In comparison with the rest of the developed world, the US has slower broadband speeds and higher broadband prices than just about anybody. When you do find exceptions, they always turn out to be cases of a very clear monopoly: Carlos Slim more or less owns broadband in Mexico, for instance, while a company called Southern Cross controls all of the bandwidth into New Zealand.

What’s more, in cases like Mexico and New Zealand, the rule of supply and demand at least still obtains. Broadband prices are high — but in large part that’s because the supply is constrained. The supply is constrained mainly because the monopolist sees no particular reason to increase it: they’re already charging monopoly prices, which means that they wouldn’t make more money by providing better service.

The US, by contrast, is unique in that it has very high broadband prices and an abundance of bandwidth. The country as a whole — or at least its urban centers — has no shortage of bandwidth at all. But if you want to connect your home or business to the major internet backbones, the cable-company gatekeepers will charge you an arm and a leg for doing so.

Farhad Manjoo has the explanation for why this should be. Internet service is very cheap for the cable companies to provide, and it’s also price-sensitive: if you reduce the price, more people will sign up. As a result, the cable companies would make more money from their broadband offerings if they reduced the price. So why don’t they? Because right now, 91% of Americans with broadband also have cable TV (I think, I can’t find the link for that right now), and the cable companies make their real money from TV, not broadband. The cable companies therefore have every incentive to price broadband as high as possible, so as to make the marginal extra cost of getting TV as well as small as possible.

In the US, cable TV rates are very high; as such, the best way to prevent cord-cutting is to ensure that broadband rates are also very high. That’s bad for broadband adoption, but it’s reasonably effective at keeping people paying very large sums for TV every month. In other words, high broadband rates are a bit like most newspaper paywalls: they’re not so much a way of making lots of money themselves, as they are a way of persuading you to pay lots of money for something else. (Physical newspaper delivery, or cable TV.)

If Comcast is allowed to buy Time Warner Cable, that model won’t change — but it will be reinforced.
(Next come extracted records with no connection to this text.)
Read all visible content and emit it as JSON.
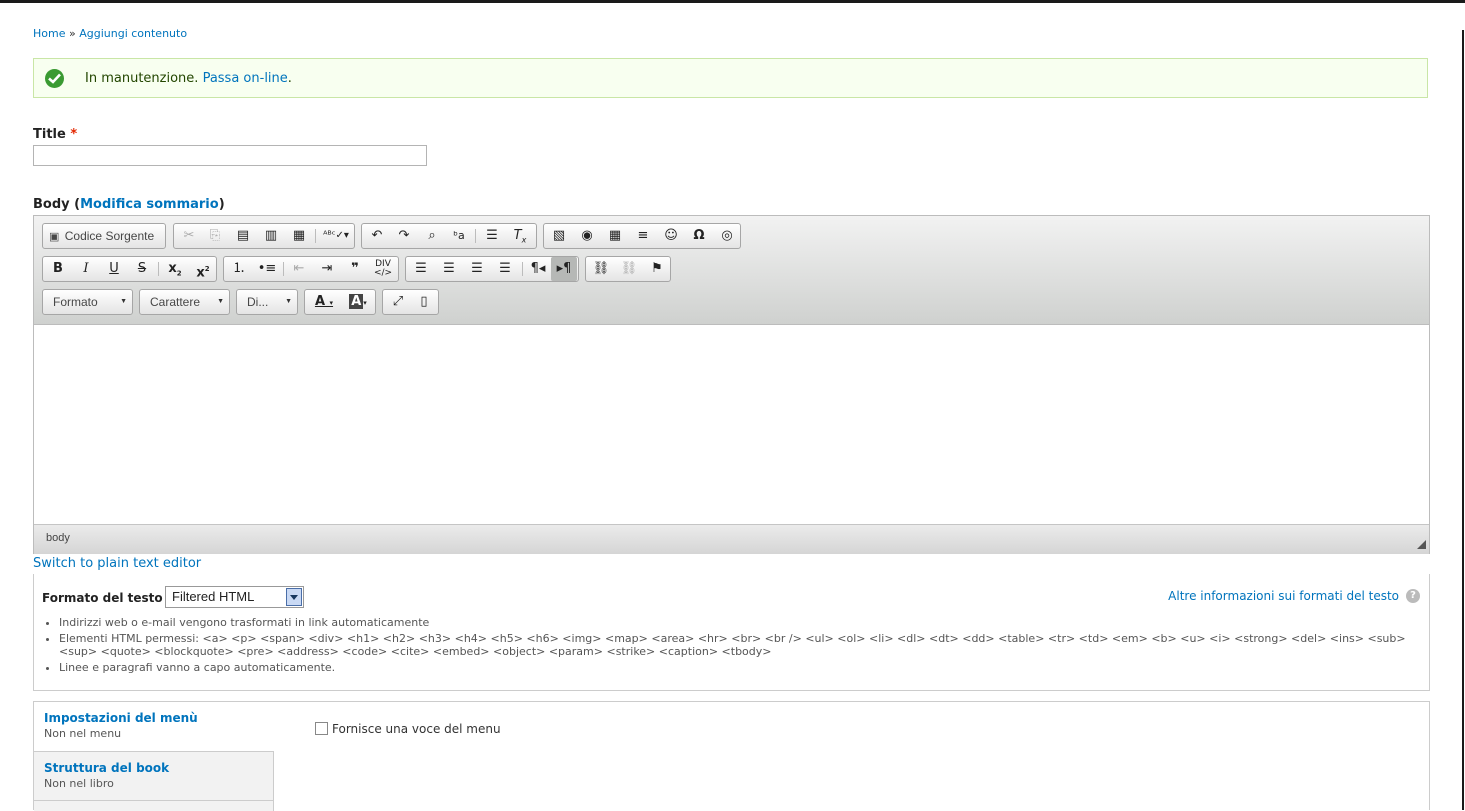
{
  "breadcrumb": {
    "home": "Home",
    "sep": "»",
    "current": "Aggiungi contenuto"
  },
  "message": {
    "text": "In manutenzione.",
    "link": "Passa on-line"
  },
  "title_field": {
    "label": "Title",
    "required": "*"
  },
  "body_field": {
    "label": "Body",
    "summary_link": "Modifica sommario"
  },
  "editor": {
    "source_button": "Codice Sorgente",
    "combos": {
      "format": "Formato",
      "font": "Carattere",
      "size": "Di..."
    },
    "status_path": "body"
  },
  "switch_link": "Switch to plain text editor",
  "text_format": {
    "label": "Formato del testo",
    "selected": "Filtered HTML",
    "more_info": "Altre informazioni sui formati del testo",
    "tips": [
      "Indirizzi web o e-mail vengono trasformati in link automaticamente",
      "Elementi HTML permessi: <a> <p> <span> <div> <h1> <h2> <h3> <h4> <h5> <h6> <img> <map> <area> <hr> <br> <br /> <ul> <ol> <li> <dl> <dt> <dd> <table> <tr> <td> <em> <b> <u> <i> <strong> <del> <ins> <sub> <sup> <quote> <blockquote> <pre> <address> <code> <cite> <embed> <object> <param> <strike> <caption> <tbody>",
      "Linee e paragrafi vanno a capo automaticamente."
    ]
  },
  "vertical_tabs": [
    {
      "title": "Impostazioni del menù",
      "summary": "Non nel menu"
    },
    {
      "title": "Struttura del book",
      "summary": "Non nel libro"
    }
  ],
  "menu_checkbox": "Fornisce una voce del menu"
}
The cable companies will continue to price broadband at uneconomically high rates, in order to protect their cable TV cash cows. And as Krugman notes, they will have essentially no incentive to improve their own broadband infrastructure, since providing high-quality broadband is not how they make money. Instead, they will just continue to extract monopoly rents, which is good for their shareholders, but bad for everybody else.

There isn’t a market solution, here: there’s only a regulatory solution. The US government regulates the amount that the post office can charge, so that everybody has access to the mail; it also regulates the maximum amount that phone companies can charge for basic landline telephone service. Both of those regulations are beginning to look increasingly anachronistic, in an era where the internet has replaced both mail and telephony. But the obvious regulatory response — to mandate that utilities provide universal access to low-price, high-quality broadband — seems as far away as ever. If Comcast is allowed to buy Time Warner Cable, the current model will become even more entrenched. And the USA will slide ever further backwards in the global connectivity race.